Martin's corner on the web

Raw infrared <> serial

When interfacing my gadgets to the physical world, I often need to deal with IR of all sorts: air conditioners, TV, audio equipment, media center and so forth. These are all of different brand, so naturally the IR protocol that the remote controls have is different. Some of the more popular ones can be decoded by Ken Shirriff’s IR library, but many aren’t. I have spent previously weeks on decoding the IR remote protocol of my Daikin Air Conditioner,  that was a tough one. Typically air conditioners are the hardest to deal with because they encode the whole state of the unit, not just a button press.

I know many use Lirc, but I prefer a pure hardware solution that is under my control.

Anyway, for other appliances it would not make sense to decode the protocol, but rather use the raw IR codes. Capturing these is easy using Ken’s library, I created a sketch that would read the raw IR timings and dump then on the serial. The same sketch would also read from the serial for raw IR timings, parse them and emit them. The format of incoming serial data is simple:

SEND [IR frequency in kHz] [repeat count] [pulse timing pairs...] [.]

The ending period is important, no trailing spaces are allowed.  The SEND function expects the modulation frequency, repeat count and the pulse timing pairs obtained from the IR capturing. The whole command ends with a “.” period.

I tested this setup and while it worked on my satellite receiver box, it would not work on my JVC TV. Odd.
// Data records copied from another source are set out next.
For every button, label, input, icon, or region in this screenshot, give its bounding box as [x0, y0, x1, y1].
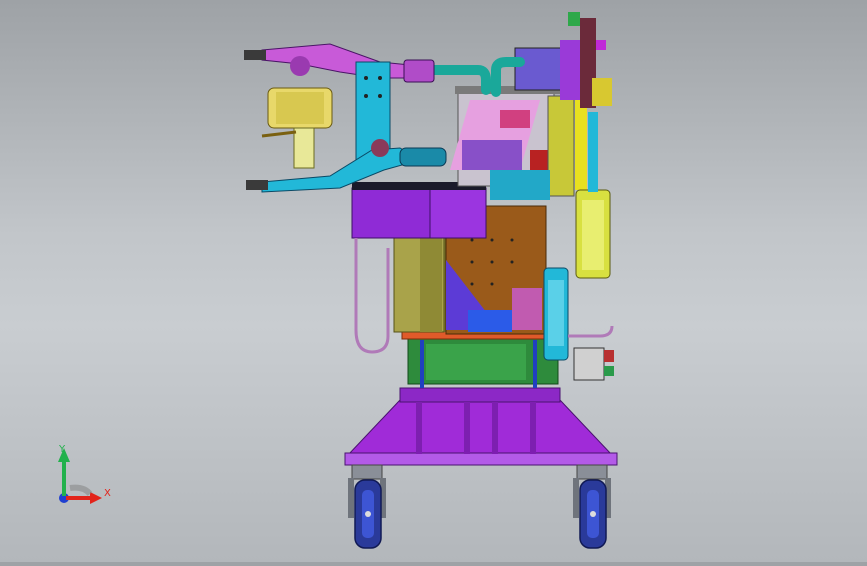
left-caster-wheel [348, 464, 386, 549]
lower-frame [401, 329, 563, 388]
y-axis-label: Y [58, 444, 66, 455]
purple-blocks [351, 182, 487, 239]
right-cyan-cylinder [543, 267, 569, 361]
left-rotary-cylinder [261, 87, 333, 169]
cad-model-render[interactable] [0, 0, 867, 562]
cad-viewport[interactable]: Y X [0, 0, 867, 562]
right-side-fittings [573, 347, 614, 381]
coordinate-triad: Y X [58, 444, 111, 504]
upper-clamp-assembly [450, 86, 587, 200]
right-caster-wheel [573, 464, 611, 549]
x-axis-label: X [104, 488, 111, 499]
olive-side-panels [393, 235, 450, 333]
x-axis-arrow-icon [90, 492, 102, 504]
cart-base [344, 387, 618, 466]
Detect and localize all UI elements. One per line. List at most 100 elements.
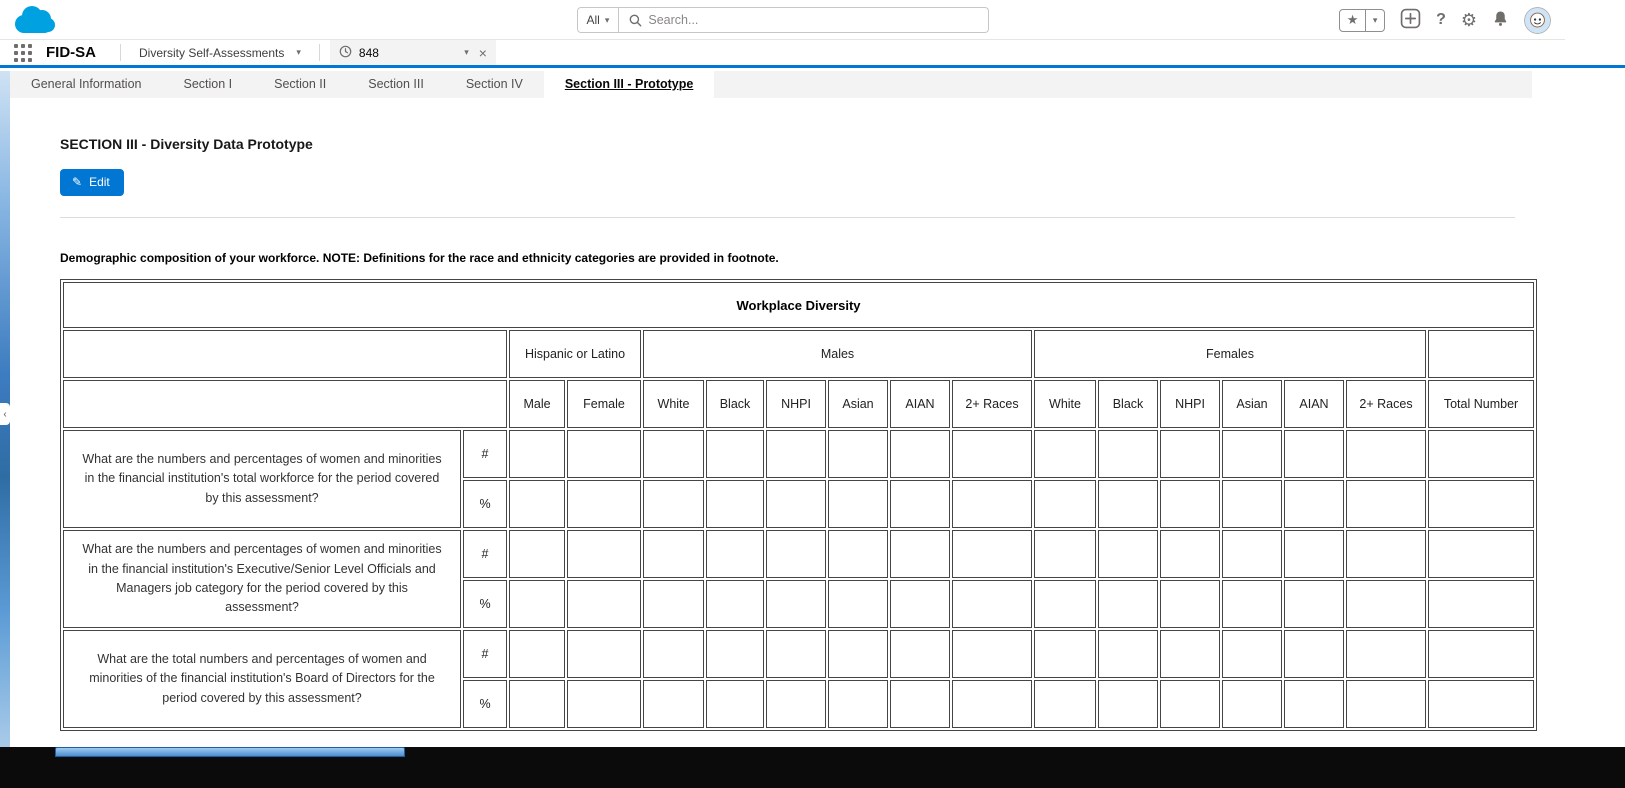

I hooked the IR receiver to the oscilloscope and got a visual clue:

NewFile1

My code was capturng the first of four transmissions only, the one with lead-in bursts as described in the JVC IR protocol. Further investigation showed that Ken’s library stops recording the raw IR after certain gap size is reached, so it stopped after the first of four bursts pictured above. I edited the IR library file IRRemoteInt.h to increase that gap parameter:

#define _GAP 35000 // Minimum map between transmissions [WAS 5000]
#define GAP_TICKS (_GAP/USECPERTICK)

Now repeated the test and it captured the whole four bursts. A detail on JVC and Sony protocols is that they require that a code is repeated three times, or it will get ignored. Precaution of some sort obviously.

With this small modification I repeated the test, Funky v2 hooked to Raspberry Pi’s USB port dumps the raw IR data to a CDC virtual serial port:

IMG_2849

Few lines in python capture the output of the Funky v2 and display it on the console:get_ir_python

receive_ir

I then just copy the raw IR timings, put a header “SEND 38 1 ” to tell the Funky we need sending @38kHz and one repeat, then added a trailing “.” to signify the end of data. It takes couple lines in python to send that IR code:

send_ir_python

Finally, I attached a 940nm IR LED  with soldered current limiting resistor to one of the legs on pin 13 of the Funky:IMG_2848

Then I ran the sending script and it works nicely.